There isn’t a single silver bullet to fix our current political environment. I’ve advocated in the past that we should ban money in politics and remove cameras from the House and Senate Chambers (sorry C-Span!) and I stand by that. Members too often play to the cameras and then sell their souls at fundraisers while we stand around and scratch our heads at their disfunction. Maybe if we forced politicians from both sides of the aisle to not just work together but to live, eat, sleep, and play together we’d see more results. You know, kind of like, children. Fifty years ago, we had conservatives and liberals and they all lived in Washington, DC with their families and they went to cocktail and dinner parties together. They fought it out during the day and at night, they got to know each other and made deals. And Congress’ approval rating never hit 10% approval.
It’s not lost on me I’ll be attacked for being a “former lobbyist,” for favoring back room deals, for harking for a time past. I have very thick skin and thankfully, the First Amendment is remarkably clear about the role of redressing our government aka lobbying. That’s a diversion though. Attacking the attacker isn’t an answer to the charge. But pointing out what’s wrong with extremist voices on both sides of the political aisle seems rational if not underrated.
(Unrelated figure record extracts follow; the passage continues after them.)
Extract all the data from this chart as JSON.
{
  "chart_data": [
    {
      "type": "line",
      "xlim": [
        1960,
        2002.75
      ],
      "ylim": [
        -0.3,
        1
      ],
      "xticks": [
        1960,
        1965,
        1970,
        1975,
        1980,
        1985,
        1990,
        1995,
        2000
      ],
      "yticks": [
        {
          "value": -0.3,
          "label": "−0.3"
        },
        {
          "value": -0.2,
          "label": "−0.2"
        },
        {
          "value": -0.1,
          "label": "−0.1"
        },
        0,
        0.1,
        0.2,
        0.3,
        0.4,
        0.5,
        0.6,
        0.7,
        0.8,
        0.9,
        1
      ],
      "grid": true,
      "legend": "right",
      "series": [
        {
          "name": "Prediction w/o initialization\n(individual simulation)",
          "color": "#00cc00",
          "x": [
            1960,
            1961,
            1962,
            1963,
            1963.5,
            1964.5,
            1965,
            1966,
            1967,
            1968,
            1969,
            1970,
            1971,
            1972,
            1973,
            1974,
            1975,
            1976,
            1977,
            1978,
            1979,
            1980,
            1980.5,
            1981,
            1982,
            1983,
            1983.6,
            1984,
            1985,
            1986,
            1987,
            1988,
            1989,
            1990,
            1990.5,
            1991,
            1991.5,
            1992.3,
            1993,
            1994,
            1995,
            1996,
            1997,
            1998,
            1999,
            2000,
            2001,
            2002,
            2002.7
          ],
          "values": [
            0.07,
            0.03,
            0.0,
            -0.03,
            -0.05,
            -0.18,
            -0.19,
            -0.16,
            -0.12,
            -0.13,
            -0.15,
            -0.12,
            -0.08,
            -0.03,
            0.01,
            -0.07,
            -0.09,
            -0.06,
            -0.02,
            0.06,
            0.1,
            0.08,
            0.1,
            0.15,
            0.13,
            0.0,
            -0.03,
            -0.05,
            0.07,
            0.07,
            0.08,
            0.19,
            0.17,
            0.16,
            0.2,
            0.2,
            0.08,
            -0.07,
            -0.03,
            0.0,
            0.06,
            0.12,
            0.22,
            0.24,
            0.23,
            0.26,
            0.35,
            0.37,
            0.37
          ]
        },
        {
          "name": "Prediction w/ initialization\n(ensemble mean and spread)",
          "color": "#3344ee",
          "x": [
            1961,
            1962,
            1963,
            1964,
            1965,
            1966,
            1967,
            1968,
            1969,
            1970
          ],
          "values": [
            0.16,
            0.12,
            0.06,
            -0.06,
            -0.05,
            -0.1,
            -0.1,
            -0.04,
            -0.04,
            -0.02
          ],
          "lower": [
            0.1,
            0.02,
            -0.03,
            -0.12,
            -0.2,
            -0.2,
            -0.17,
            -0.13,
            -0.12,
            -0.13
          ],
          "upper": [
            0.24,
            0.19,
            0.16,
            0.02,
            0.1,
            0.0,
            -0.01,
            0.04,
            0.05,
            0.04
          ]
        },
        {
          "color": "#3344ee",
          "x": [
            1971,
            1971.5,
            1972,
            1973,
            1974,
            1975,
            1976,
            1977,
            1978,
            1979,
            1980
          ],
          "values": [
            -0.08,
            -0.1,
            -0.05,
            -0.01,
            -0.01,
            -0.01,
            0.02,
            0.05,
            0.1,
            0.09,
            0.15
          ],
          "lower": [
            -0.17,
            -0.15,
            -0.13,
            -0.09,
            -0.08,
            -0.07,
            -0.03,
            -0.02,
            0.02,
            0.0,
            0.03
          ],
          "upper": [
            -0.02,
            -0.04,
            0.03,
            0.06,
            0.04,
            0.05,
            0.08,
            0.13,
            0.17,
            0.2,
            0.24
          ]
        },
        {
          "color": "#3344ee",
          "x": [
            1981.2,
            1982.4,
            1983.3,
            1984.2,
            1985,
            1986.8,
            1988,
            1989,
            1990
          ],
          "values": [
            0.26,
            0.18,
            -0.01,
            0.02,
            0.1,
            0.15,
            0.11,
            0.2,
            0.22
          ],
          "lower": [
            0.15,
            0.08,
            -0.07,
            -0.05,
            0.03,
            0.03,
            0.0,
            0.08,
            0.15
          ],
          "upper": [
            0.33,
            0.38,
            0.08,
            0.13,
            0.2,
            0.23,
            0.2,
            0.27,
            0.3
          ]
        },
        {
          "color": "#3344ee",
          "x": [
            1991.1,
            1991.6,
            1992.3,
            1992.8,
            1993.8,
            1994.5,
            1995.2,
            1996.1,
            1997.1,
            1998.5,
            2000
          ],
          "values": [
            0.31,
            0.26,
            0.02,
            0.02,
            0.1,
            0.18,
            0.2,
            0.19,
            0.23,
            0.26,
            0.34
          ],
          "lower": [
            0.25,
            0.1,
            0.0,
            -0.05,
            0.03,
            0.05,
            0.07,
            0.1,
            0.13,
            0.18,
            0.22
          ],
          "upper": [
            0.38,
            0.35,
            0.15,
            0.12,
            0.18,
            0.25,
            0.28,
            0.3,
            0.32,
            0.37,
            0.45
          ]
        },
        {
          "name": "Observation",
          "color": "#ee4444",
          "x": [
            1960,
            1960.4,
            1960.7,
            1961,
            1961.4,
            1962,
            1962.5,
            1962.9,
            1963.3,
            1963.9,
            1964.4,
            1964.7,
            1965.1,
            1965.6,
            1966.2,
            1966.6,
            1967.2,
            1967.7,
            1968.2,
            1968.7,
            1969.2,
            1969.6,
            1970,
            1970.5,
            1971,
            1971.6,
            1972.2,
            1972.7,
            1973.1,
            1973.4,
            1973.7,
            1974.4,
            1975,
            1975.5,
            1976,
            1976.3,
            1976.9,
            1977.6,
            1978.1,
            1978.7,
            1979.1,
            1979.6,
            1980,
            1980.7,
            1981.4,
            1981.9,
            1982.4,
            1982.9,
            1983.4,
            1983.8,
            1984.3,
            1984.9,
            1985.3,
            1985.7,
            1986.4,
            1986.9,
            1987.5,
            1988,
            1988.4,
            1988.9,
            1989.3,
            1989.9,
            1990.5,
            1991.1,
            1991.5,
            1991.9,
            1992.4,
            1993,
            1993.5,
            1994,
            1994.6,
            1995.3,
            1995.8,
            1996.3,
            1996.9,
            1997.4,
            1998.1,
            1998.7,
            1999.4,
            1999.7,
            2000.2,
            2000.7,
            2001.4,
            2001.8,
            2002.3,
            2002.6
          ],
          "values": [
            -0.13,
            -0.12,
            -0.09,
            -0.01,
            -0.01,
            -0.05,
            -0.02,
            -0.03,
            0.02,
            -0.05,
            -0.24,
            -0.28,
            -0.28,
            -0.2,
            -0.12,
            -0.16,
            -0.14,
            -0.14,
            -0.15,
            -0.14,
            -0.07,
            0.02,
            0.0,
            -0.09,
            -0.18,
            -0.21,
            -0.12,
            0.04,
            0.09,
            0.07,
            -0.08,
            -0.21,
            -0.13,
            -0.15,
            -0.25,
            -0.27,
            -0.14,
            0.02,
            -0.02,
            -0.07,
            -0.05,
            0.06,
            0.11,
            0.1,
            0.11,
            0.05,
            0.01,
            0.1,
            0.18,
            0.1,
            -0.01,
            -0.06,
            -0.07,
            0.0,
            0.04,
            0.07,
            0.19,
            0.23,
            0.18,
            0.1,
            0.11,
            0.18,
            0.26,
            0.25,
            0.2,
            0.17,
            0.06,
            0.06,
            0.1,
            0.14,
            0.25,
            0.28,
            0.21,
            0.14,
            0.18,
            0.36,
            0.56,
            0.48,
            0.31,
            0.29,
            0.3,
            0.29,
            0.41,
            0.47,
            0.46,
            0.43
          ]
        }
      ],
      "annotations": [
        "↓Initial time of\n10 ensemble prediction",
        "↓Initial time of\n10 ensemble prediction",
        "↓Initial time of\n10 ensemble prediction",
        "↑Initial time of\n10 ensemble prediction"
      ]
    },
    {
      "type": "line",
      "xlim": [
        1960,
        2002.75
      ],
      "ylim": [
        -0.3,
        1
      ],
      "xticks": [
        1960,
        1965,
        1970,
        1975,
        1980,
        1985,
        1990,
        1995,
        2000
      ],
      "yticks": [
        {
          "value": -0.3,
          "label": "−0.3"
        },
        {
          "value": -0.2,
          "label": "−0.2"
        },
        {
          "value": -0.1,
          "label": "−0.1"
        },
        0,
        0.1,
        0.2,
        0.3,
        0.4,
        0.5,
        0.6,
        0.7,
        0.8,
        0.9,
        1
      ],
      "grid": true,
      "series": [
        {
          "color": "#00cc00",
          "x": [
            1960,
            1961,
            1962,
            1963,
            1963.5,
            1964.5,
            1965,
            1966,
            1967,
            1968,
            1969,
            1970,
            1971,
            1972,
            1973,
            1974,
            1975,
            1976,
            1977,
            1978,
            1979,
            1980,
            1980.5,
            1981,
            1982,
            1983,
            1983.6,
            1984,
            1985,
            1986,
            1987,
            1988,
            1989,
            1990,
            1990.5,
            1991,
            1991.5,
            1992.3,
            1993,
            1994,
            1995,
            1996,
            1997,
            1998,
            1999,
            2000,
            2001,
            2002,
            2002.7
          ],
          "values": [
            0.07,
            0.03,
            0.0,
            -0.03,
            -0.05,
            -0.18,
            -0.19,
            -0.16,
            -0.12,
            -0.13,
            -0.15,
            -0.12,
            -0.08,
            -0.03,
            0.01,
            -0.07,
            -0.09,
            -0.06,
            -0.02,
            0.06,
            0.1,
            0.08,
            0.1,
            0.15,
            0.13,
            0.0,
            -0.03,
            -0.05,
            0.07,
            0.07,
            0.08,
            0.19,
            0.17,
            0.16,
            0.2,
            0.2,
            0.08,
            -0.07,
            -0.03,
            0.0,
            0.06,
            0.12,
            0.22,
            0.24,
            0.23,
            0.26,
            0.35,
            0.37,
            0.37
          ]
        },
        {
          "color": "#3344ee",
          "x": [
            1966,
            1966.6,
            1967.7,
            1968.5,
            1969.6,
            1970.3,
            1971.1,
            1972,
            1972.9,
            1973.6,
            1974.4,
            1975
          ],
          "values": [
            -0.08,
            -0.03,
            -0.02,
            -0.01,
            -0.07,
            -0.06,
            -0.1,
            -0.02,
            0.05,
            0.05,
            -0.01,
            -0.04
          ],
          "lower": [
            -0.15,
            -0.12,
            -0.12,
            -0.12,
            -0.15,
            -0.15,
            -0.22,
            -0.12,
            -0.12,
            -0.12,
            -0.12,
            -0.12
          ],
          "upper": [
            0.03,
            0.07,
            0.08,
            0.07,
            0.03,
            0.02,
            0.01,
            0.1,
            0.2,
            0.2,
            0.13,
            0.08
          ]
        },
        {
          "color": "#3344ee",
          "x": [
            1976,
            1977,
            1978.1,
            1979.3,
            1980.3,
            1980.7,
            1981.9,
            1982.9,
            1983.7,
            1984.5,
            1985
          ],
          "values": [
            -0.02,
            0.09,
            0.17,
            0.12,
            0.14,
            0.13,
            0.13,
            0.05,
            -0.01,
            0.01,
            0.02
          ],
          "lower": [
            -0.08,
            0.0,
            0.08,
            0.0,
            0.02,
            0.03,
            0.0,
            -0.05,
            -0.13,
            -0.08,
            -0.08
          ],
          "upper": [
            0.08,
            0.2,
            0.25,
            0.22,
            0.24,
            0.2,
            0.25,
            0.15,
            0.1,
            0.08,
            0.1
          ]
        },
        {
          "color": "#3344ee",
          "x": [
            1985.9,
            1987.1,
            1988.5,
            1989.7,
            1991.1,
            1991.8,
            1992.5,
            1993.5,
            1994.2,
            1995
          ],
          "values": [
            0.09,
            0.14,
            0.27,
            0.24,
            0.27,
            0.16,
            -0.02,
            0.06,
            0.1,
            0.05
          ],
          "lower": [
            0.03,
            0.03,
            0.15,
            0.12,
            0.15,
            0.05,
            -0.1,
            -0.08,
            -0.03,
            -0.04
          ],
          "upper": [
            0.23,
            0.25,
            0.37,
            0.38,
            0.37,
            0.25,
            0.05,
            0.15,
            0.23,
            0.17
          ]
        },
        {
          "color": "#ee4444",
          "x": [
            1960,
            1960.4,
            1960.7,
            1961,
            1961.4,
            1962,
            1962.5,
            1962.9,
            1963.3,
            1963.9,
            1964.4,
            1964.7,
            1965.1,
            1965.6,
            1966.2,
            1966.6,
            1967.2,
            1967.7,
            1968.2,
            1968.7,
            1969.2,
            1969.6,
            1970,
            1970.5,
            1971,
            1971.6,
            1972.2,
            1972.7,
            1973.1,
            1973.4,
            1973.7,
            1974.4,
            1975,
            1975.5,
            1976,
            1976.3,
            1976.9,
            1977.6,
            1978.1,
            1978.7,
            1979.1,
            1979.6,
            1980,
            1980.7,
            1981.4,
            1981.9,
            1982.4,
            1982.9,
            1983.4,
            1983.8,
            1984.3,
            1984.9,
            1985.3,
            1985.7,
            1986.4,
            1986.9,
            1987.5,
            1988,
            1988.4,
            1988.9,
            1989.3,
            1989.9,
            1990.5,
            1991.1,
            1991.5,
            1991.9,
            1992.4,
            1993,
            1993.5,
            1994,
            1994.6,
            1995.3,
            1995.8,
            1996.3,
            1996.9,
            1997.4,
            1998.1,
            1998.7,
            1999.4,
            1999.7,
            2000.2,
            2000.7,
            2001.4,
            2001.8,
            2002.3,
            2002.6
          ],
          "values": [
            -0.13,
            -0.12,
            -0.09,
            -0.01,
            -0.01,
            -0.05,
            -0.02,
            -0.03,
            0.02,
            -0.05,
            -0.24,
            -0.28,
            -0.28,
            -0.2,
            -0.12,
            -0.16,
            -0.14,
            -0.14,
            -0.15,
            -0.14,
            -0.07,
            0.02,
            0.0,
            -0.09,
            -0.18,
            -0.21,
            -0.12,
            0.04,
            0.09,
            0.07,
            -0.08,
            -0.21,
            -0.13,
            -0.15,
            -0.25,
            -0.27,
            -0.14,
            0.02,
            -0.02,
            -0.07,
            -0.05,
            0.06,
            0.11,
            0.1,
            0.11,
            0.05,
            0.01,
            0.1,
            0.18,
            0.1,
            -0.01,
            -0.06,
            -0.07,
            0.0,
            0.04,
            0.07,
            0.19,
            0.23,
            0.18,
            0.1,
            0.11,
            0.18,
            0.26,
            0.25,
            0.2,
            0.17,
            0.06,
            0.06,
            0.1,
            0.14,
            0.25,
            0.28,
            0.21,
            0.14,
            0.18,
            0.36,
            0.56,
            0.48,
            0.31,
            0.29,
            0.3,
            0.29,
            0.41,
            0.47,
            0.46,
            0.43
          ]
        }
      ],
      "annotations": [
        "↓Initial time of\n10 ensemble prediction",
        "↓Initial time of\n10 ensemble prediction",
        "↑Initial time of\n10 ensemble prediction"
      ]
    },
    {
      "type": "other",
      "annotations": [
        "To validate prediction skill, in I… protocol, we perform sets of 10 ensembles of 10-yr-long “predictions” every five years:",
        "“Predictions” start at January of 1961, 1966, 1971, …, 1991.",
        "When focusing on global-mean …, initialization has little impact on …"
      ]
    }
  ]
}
The late David Foster Wallace once noted that writing’s first obligation is to address what it is to be a human. It’s that ability to understand your fellow human beings, to understand their point of view that would lead to human solutions for human problems. Applied to Washington, DC, the ability to compromise, of giving and getting, is what’s lost in Washington today.
Sadly, there’s little tactical difference between a Ted Cruz or a Glenn Greenwald. And if we as a society accept and allow this kind of governing, then let’s take Greenwald and Cruz’s advice and destroy our two-party political government. You know, it’s the one we’ve had since 1789 and it’s worked remarkably well…until now.